Why are there fifty state departments of education and the
federal Department of Education. I know people within the Federal

(16:23):
Department of Education would explain why but I would say
to save money instead of just going in there and
saying we're abolishing the Department of Education, because I think, yeah,
a lot of people on the right would like to
see that happen for a variety of reasons, distrust in
the education system and reducing government spending. I don't think
it's within the Overton window. I don't think it's going
to happen. I don't think we're going to see the

(16:45):
abolishment the abolition of the Department of Education. But we
can block grant those funds.
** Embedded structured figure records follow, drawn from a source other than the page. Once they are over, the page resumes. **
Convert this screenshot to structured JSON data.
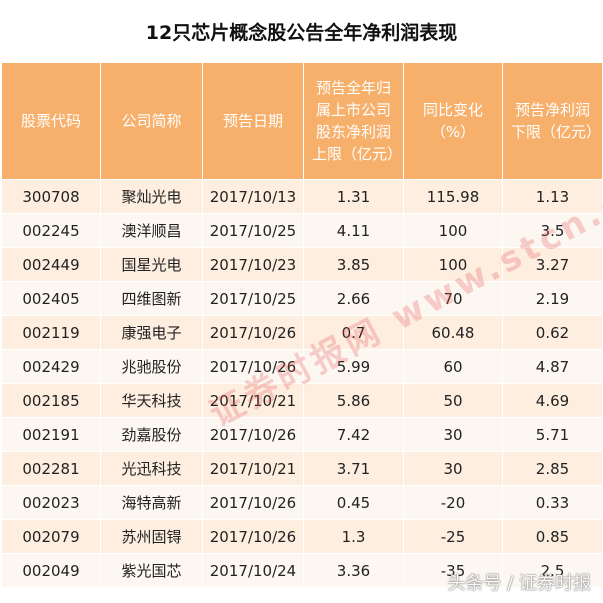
{
  "title": "12只芯片概念股公告全年净利润表现",
  "headers": [
    "股票代码",
    "公司简称",
    "预告日期",
    "预告全年归属上市公司股东净利润上限（亿元）",
    "同比变化（%）",
    "预告净利润下限（亿元）"
  ],
  "rows": [
    [
      "300708",
      "聚灿光电",
      "2017/10/13",
      "1.31",
      "115.98",
      "1.13"
    ],
    [
      "002245",
      "澳洋顺昌",
      "2017/10/25",
      "4.11",
      "100",
      "3.5"
    ],
    [
      "002449",
      "国星光电",
      "2017/10/23",
      "3.85",
      "100",
      "3.27"
    ],
    [
      "002405",
      "四维图新",
      "2017/10/25",
      "2.66",
      "70",
      "2.19"
    ],
    [
      "002119",
      "康强电子",
      "2017/10/26",
      "0.7",
      "60.48",
      "0.62"
    ],
    [
      "002429",
      "兆驰股份",
      "2017/10/26",
      "5.99",
      "60",
      "4.87"
    ],
    [
      "002185",
      "华天科技",
      "2017/10/21",
      "5.86",
      "50",
      "4.69"
    ],
    [
      "002191",
      "劲嘉股份",
      "2017/10/26",
      "7.42",
      "30",
      "5.71"
    ],
    [
      "002281",
      "光迅科技",
      "2017/10/21",
      "3.71",
      "30",
      "2.85"
    ],
    [
      "002023",
      "海特高新",
      "2017/10/26",
      "0.45",
      "-20",
      "0.33"
    ],
    [
      "002079",
      "苏州固锝",
      "2017/10/26",
      "1.3",
      "-25",
      "0.85"
    ],
    [
      "002049",
      "紫光国芯",
      "2017/10/24",
      "3.36",
      "-35",
      "2.5"
    ]
  ],
  "watermark": "证券时报网 www.stcn.com",
  "footer_watermark": "头条号 / 证券时报"
}
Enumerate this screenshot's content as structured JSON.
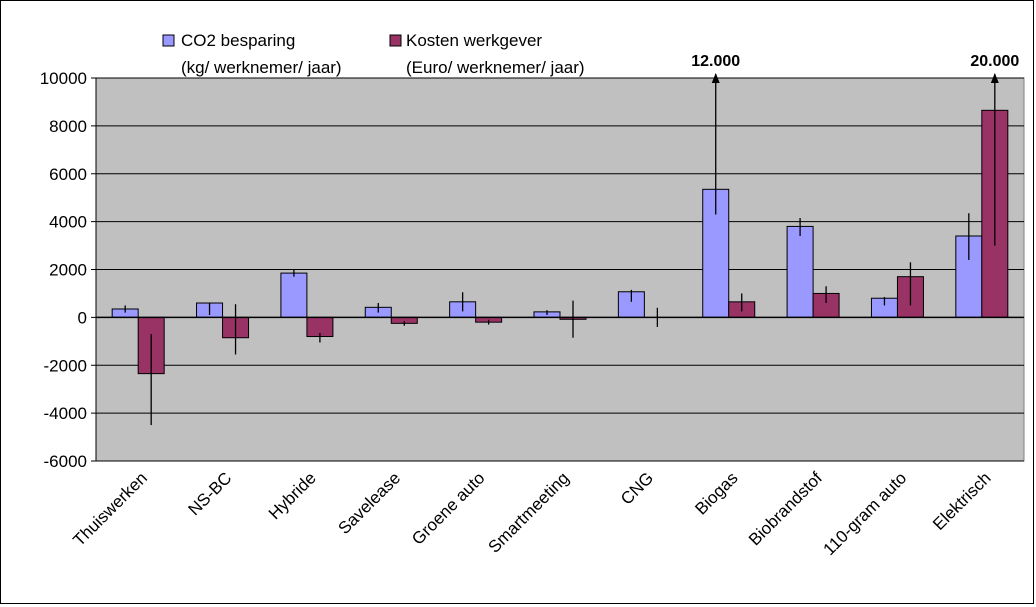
{
  "chart_data": {
    "type": "bar",
    "categories": [
      "Thuiswerken",
      "NS-BC",
      "Hybride",
      "Savelease",
      "Groene auto",
      "Smartmeeting",
      "CNG",
      "Biogas",
      "Biobrandstof",
      "110-gram auto",
      "Elektrisch"
    ],
    "series": [
      {
        "name_line1": "CO2 besparing",
        "name_line2": "(kg/ werknemer/ jaar)",
        "color": "#9999ff",
        "values": [
          350,
          600,
          1850,
          420,
          650,
          230,
          1070,
          5350,
          3800,
          800,
          3400
        ],
        "error_low": [
          200,
          100,
          1700,
          200,
          250,
          100,
          650,
          4300,
          3400,
          500,
          2400
        ],
        "error_high": [
          500,
          600,
          2000,
          600,
          1050,
          300,
          1150,
          12000,
          4150,
          850,
          4350
        ]
      },
      {
        "name_line1": "Kosten werkgever",
        "name_line2": "(Euro/ werknemer/ jaar)",
        "color": "#993366",
        "values": [
          -2350,
          -850,
          -800,
          -250,
          -200,
          -80,
          0,
          650,
          1000,
          1700,
          8650
        ],
        "error_low": [
          -4500,
          -1550,
          -1050,
          -350,
          -300,
          -850,
          -400,
          250,
          600,
          500,
          3000
        ],
        "error_high": [
          -700,
          550,
          -650,
          -150,
          -100,
          700,
          400,
          1000,
          1300,
          2300,
          20000
        ]
      }
    ],
    "callouts": [
      {
        "text": "12.000",
        "category_index": 7,
        "series_index": 0
      },
      {
        "text": "20.000",
        "category_index": 10,
        "series_index": 1
      }
    ],
    "ylim": [
      -6000,
      10000
    ],
    "yticks": [
      10000,
      8000,
      6000,
      4000,
      2000,
      0,
      -2000,
      -4000,
      -6000
    ],
    "grid": true,
    "plot_background": "#c0c0c0",
    "legend_position": "top-left"
  }
}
We can significantly block grant
a lot of the programming within the Department of Education
so that states have control over how those dollars are spent,
and so we reduce the bureaucracy in the part. And
we can do that with several other federal departments. Is well.
And the last thing I'll say is sun setting. Let's
take advantage of sunsetting. Government program should face sunsetting. If

(17:08):
my tax cut from twenty seventeen is gonna sunset, then
the spending that my lawmakers are doing with my tax
dollars should also sunset with regularity, so that lawmakers have
to revisit why we're doing programs. I mean, this is
this is the end of the eternity on Earth that
Reagan mentioned. But if we can apply some sunsetting, that

(17:30):
will be a great efficiency improvement.

Speaker 1 (17:32):
Hadleyheath Banning is the executive VP of the Steamboat Institute.
You'll be hearing from her more regularly, and of course
you need to go to Steamboat Institute dot org where.

Speaker 2 (17:42):
You will see the event. Do you guys have a newsletter?
Do you have a newsletter? Is that a thing you have?

Speaker 1 (17:46):
Because I think you need one absolutely?

Speaker 2 (17:48):
Where can you sign up.

Speaker 3 (17:50):
For our email communications on Steamboat Institute dot org. Many,
I'll send you a link. You can put it on
your block for us where people can sign up.

Speaker 1 (17:57):
That would be fantastic because you need to know about
the Freedom Conference so you can sign up and go
before it sells out. Because it is like one of
my favorite things every single year. It is so good,
so many great minds together in one room. It is outstanding. Hadley,
we'll be talking to you too. Great idea. I love
the idea of sunsetting spending. I think that we should
force politicians to go on record as continuing the level

(18:21):
of spending, but we can't even get them to do
regular budgeting. You know, that's a huge part of the
problem as well, and until we can get back to
regular order.

Speaker 2 (18:29):
I don't have a lot of confidence that we're going to.

Speaker 1 (18:31):
Be able to do anything significant about spending unfortunately.

Speaker 3 (18:36):
Well, we're not going to give up, and that's part
of our goal at the Steamboat Institute. We never despair.
We always approach these issues with good cheer and hope
for the future because we believe that America is the
greatest nation of the world, the best hope for the world,
and we're going to make sure that it stays that way.

Speaker 2 (18:50):
Hadley heath Manning, thank you for your time today.